Dalam kegiatan tersebut Totok menjelaskan, terkait pentingnya netralitas aparatur sipil negara (ASN), TNI, dan Polri dalam pemilu. Dia juga menyoroti kendala dalam menangani pelanggaran netralitas ASN, terutama ketika rekomendasi dari Bawaslu tidak dijalankan.

Menurut Totok, Bawaslu memiliki peran utama dalam menangani netralitas ASN selama pemilu. Dia menjelaskan, “Segala jenis pelanggaran yang terkait dengan pemilu, baik itu administratif, pidana, kode etik, atau lainnya, masuk melalui Bawaslu.” kata Totok, dikutip dari website resmi Bawaslu RI, Senin (30/10).

Baca Juga : Prabowo Beberkan Makan Siang yang Disantap bareng Jokowi dan Bacapres Lainnya, Soto plus Lontong

Totok, yang lahir di Malang pada tanggal 5 Februari 1967, juga mencatat beberapa manfaat dari netralitas ASN dalam pemilu. Pertama, dia menyoroti bahwa netralitas ASN membantu pejabat pembina kepegawaian (PPK) mencapai target-target pemerintah karena ASN dapat fokus pada kinerja tanpa terlibat dalam politik. Hal ini juga memungkinkan PPK untuk berkonsentrasi pada program kerja tanpa terganggu oleh masalah pelanggaran kepegawaian.

Dalam konteks birokrasi, Totok menyatakan bahwa netralitas ASN dapat meningkatkan penerapan sistem merit dan kualitas pelayanan publik. Ini membantu birokrasi menjadi lebih independen, transparan, dan akuntabel. Adanya imparsialitas dalam pelayanan publik, pengambilan kebijakan manajemen ASN, dan politik juga ditekankannya.

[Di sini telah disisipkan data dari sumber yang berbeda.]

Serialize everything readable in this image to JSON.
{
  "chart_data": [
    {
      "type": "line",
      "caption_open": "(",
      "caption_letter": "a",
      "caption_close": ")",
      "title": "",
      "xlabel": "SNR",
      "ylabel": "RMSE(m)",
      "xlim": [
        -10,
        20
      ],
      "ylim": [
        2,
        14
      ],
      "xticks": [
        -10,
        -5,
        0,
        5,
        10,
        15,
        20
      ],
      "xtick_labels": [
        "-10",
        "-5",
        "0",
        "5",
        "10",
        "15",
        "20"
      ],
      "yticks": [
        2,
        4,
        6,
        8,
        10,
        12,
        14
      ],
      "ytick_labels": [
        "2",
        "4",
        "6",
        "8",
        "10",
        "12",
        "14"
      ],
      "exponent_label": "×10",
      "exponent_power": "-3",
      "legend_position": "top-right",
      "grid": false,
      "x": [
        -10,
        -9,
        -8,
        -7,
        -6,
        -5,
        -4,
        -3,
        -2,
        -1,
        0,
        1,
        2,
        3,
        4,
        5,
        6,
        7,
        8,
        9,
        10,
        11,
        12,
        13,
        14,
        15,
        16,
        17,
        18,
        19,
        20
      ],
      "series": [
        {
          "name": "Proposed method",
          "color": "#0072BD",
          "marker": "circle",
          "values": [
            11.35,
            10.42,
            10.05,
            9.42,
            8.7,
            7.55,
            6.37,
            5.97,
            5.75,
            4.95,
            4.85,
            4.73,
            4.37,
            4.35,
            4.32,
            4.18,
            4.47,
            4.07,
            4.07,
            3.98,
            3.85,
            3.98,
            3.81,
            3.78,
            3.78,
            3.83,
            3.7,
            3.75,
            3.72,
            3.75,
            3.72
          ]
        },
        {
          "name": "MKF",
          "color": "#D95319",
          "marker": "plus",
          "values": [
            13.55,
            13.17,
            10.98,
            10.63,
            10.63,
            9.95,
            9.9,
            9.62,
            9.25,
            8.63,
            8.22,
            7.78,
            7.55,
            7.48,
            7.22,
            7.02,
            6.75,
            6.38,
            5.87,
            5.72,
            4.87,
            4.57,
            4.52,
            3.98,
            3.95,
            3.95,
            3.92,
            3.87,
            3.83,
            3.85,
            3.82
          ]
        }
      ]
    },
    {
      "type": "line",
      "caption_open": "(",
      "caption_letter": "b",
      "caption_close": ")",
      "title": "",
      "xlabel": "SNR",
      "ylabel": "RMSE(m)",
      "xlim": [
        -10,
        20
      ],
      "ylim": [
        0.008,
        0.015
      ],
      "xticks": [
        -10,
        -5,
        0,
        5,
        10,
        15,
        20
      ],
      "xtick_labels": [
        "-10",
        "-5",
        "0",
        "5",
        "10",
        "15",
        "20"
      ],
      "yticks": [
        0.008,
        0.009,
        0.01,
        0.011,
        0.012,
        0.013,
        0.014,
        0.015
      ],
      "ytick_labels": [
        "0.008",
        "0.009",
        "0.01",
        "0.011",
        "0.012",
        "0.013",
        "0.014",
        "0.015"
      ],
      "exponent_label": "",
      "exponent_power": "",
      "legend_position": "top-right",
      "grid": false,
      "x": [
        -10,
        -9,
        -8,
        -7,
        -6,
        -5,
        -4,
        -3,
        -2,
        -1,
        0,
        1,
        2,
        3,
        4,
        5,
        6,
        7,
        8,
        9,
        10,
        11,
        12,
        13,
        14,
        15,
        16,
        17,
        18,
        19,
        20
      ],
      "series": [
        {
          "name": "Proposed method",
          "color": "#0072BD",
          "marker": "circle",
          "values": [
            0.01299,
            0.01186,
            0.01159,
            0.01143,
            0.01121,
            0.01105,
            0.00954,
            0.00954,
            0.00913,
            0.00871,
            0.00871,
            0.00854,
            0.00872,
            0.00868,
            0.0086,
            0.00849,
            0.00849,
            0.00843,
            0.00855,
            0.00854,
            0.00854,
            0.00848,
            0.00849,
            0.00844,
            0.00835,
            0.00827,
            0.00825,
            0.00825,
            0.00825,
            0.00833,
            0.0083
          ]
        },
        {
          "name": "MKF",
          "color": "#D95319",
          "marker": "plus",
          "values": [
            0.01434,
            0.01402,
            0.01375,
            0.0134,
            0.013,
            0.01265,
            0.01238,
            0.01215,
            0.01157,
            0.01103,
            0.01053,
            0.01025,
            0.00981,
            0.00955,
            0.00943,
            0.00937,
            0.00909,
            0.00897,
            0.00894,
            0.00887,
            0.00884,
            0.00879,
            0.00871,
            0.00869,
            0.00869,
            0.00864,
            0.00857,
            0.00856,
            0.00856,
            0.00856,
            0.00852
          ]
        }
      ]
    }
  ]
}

Totok juga menekankan bahwa netralitas ASN memiliki manfaat bagi pengembangan karir yang terbuka dengan memandu integritas, kompetensi, dan kinerja. Menurutnya, ini menciptakan lingkungan kerja yang kondusif karena semua ASN menjaga netralitas. “Bagi masyarakat, netralitas ASN ini menciptakan pengalaman layanan yang adil dan memuaskan. Masyarakat merasa nyaman berinteraksi dengan ASN karena netralitas yang dijaga dengan baik,” tambahnya.

Dalam menjalankan kewenangannya, Totok menjelaskan bahwa Bawaslu memberikan prioritas pada langkah-langkah pencegahan. Namun, jika pelanggaran terus terjadi meskipun tindakan pencegahan telah dilakukan, Bawaslu akan mengambil langkah penindakan.

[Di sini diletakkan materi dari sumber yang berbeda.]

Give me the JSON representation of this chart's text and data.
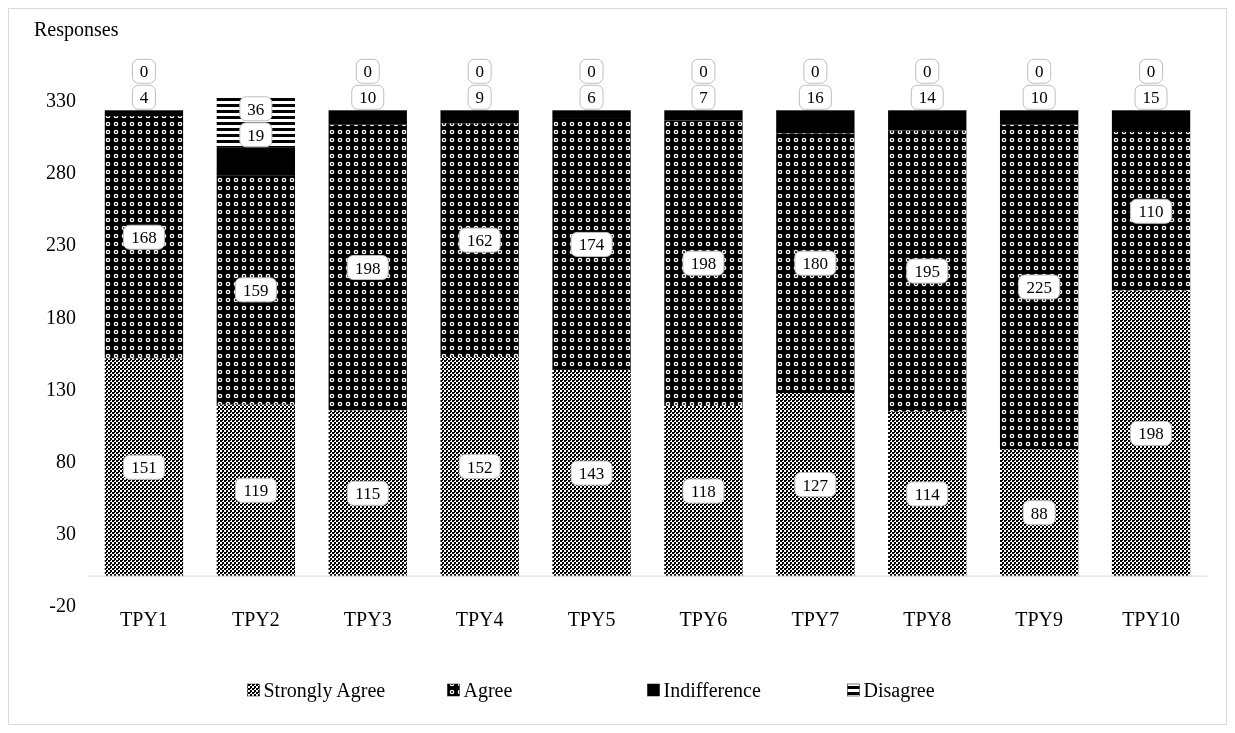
{
  "chart_data": {
    "type": "bar",
    "stacked": true,
    "ylabel": "Responses",
    "categories": [
      "TPY1",
      "TPY2",
      "TPY3",
      "TPY4",
      "TPY5",
      "TPY6",
      "TPY7",
      "TPY8",
      "TPY9",
      "TPY10"
    ],
    "series": [
      {
        "name": "Strongly Agree",
        "color": "#000000",
        "values": [
          151,
          119,
          115,
          152,
          143,
          118,
          127,
          114,
          88,
          198
        ]
      },
      {
        "name": "Agree",
        "color": "#000000",
        "values": [
          168,
          159,
          198,
          162,
          174,
          198,
          180,
          195,
          225,
          110
        ]
      },
      {
        "name": "Indifference",
        "color": "#000000",
        "values": [
          4,
          19,
          10,
          9,
          6,
          7,
          16,
          14,
          10,
          15
        ]
      },
      {
        "name": "Disagree",
        "color": "#000000",
        "values": [
          0,
          36,
          0,
          0,
          0,
          0,
          0,
          0,
          0,
          0
        ]
      }
    ],
    "ylim": [
      -20,
      335
    ],
    "yticks": [
      -20,
      30,
      80,
      130,
      180,
      230,
      280,
      330
    ],
    "data_labels": true,
    "legend": "bottom",
    "grid": false
  }
}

Totok mengungkapkan, “Hasil pemeriksaan dugaan pelanggaran netralitas ASN oleh Bawaslu akan menjadi rekomendasi yang akan diteruskan kepada Komisi ASN (KASN), yang selanjutnya akan diteruskan kepada PPK untuk pelaksanaan hukuman. Pada tanggal 31 Januari 2023, Bawaslu bersama dengan KASN telah menandatangani perjanjian kerja sama (PKS) tentang Pengawasan Netralitas ASN pada Pemilu dan Pemilihan Tahun 2024.”

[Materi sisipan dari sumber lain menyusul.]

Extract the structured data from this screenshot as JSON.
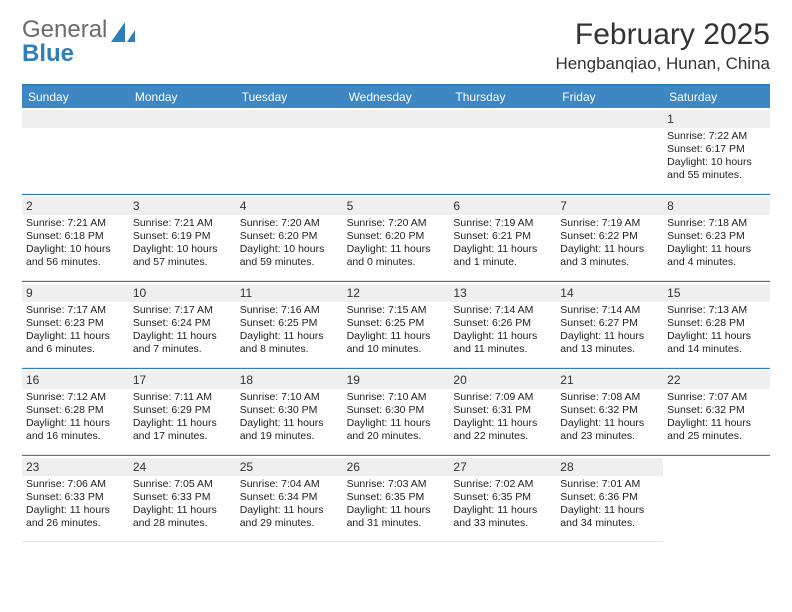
{
  "brand": {
    "name1": "General",
    "name2": "Blue"
  },
  "title": "February 2025",
  "location": "Hengbanqiao, Hunan, China",
  "colors": {
    "header_bar": "#3d87c4",
    "accent": "#2f7ebc",
    "daynum_bg": "#efefef",
    "text": "#222222"
  },
  "weekdays": [
    "Sunday",
    "Monday",
    "Tuesday",
    "Wednesday",
    "Thursday",
    "Friday",
    "Saturday"
  ],
  "calendar": {
    "first_weekday_index": 6,
    "days": [
      {
        "n": 1,
        "sunrise": "7:22 AM",
        "sunset": "6:17 PM",
        "daylight": "10 hours and 55 minutes."
      },
      {
        "n": 2,
        "sunrise": "7:21 AM",
        "sunset": "6:18 PM",
        "daylight": "10 hours and 56 minutes."
      },
      {
        "n": 3,
        "sunrise": "7:21 AM",
        "sunset": "6:19 PM",
        "daylight": "10 hours and 57 minutes."
      },
      {
        "n": 4,
        "sunrise": "7:20 AM",
        "sunset": "6:20 PM",
        "daylight": "10 hours and 59 minutes."
      },
      {
        "n": 5,
        "sunrise": "7:20 AM",
        "sunset": "6:20 PM",
        "daylight": "11 hours and 0 minutes."
      },
      {
        "n": 6,
        "sunrise": "7:19 AM",
        "sunset": "6:21 PM",
        "daylight": "11 hours and 1 minute."
      },
      {
        "n": 7,
        "sunrise": "7:19 AM",
        "sunset": "6:22 PM",
        "daylight": "11 hours and 3 minutes."
      },
      {
        "n": 8,
        "sunrise": "7:18 AM",
        "sunset": "6:23 PM",
        "daylight": "11 hours and 4 minutes."
      },
      {
        "n": 9,
        "sunrise": "7:17 AM",
        "sunset": "6:23 PM",
        "daylight": "11 hours and 6 minutes."
      },
      {
        "n": 10,
        "sunrise": "7:17 AM",
        "sunset": "6:24 PM",
        "daylight": "11 hours and 7 minutes."
      },
      {
        "n": 11,
        "sunrise": "7:16 AM",
        "sunset": "6:25 PM",
        "daylight": "11 hours and 8 minutes."
      },
      {
        "n": 12,
        "sunrise": "7:15 AM",
        "sunset": "6:25 PM",
        "daylight": "11 hours and 10 minutes."
      },
      {
        "n": 13,
        "sunrise": "7:14 AM",
        "sunset": "6:26 PM",
        "daylight": "11 hours and 11 minutes."
      },
      {
        "n": 14,
        "sunrise": "7:14 AM",
        "sunset": "6:27 PM",
        "daylight": "11 hours and 13 minutes."
      },
      {
        "n": 15,
        "sunrise": "7:13 AM",
        "sunset": "6:28 PM",
        "daylight": "11 hours and 14 minutes."
      },
      {
        "n": 16,
        "sunrise": "7:12 AM",
        "sunset": "6:28 PM",
        "daylight": "11 hours and 16 minutes."
      },
      {
        "n": 17,
        "sunrise": "7:11 AM",
        "sunset": "6:29 PM",
        "daylight": "11 hours and 17 minutes."
      },
      {
        "n": 18,
        "sunrise": "7:10 AM",
        "sunset": "6:30 PM",
        "daylight": "11 hours and 19 minutes."
      },
      {
        "n": 19,
        "sunrise": "7:10 AM",
        "sunset": "6:30 PM",
        "daylight": "11 hours and 20 minutes."
      },
      {
        "n": 20,
        "sunrise": "7:09 AM",
        "sunset": "6:31 PM",
        "daylight": "11 hours and 22 minutes."
      },
      {
        "n": 21,
        "sunrise": "7:08 AM",
        "sunset": "6:32 PM",
        "daylight": "11 hours and 23 minutes."
      },
      {
        "n": 22,
        "sunrise": "7:07 AM",
        "sunset": "6:32 PM",
        "daylight": "11 hours and 25 minutes."
      },
      {
        "n": 23,
        "sunrise": "7:06 AM",
        "sunset": "6:33 PM",
        "daylight": "11 hours and 26 minutes."
      },
      {
        "n": 24,
        "sunrise": "7:05 AM",
        "sunset": "6:33 PM",
        "daylight": "11 hours and 28 minutes."
      },
      {
        "n": 25,
        "sunrise": "7:04 AM",
        "sunset": "6:34 PM",
        "daylight": "11 hours and 29 minutes."
      },
      {
        "n": 26,
        "sunrise": "7:03 AM",
        "sunset": "6:35 PM",
        "daylight": "11 hours and 31 minutes."
      },
      {
        "n": 27,
        "sunrise": "7:02 AM",
        "sunset": "6:35 PM",
        "daylight": "11 hours and 33 minutes."
      },
      {
        "n": 28,
        "sunrise": "7:01 AM",
        "sunset": "6:36 PM",
        "daylight": "11 hours and 34 minutes."
      }
    ]
  },
  "labels": {
    "sunrise_prefix": "Sunrise: ",
    "sunset_prefix": "Sunset: ",
    "daylight_prefix": "Daylight: "
  }
}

Simak Juga : Prabowo Usai Undangan Makan Siang Jokowi dan Tiga Bacapres: Suasana Akrab

Namun, Totok juga mengakui bahwa masih ada kendala dalam penanganan hasil rekomendasi oleh Bawaslu. Baginya, masih banyak rekomendasi terkait pelanggaran netralitas ASN dalam pemilu dan pemilihan (pilkada) yang belum ditindaklanjuti. Dia berpendapat bahwa perlu perbaikan di masa yang akan datang.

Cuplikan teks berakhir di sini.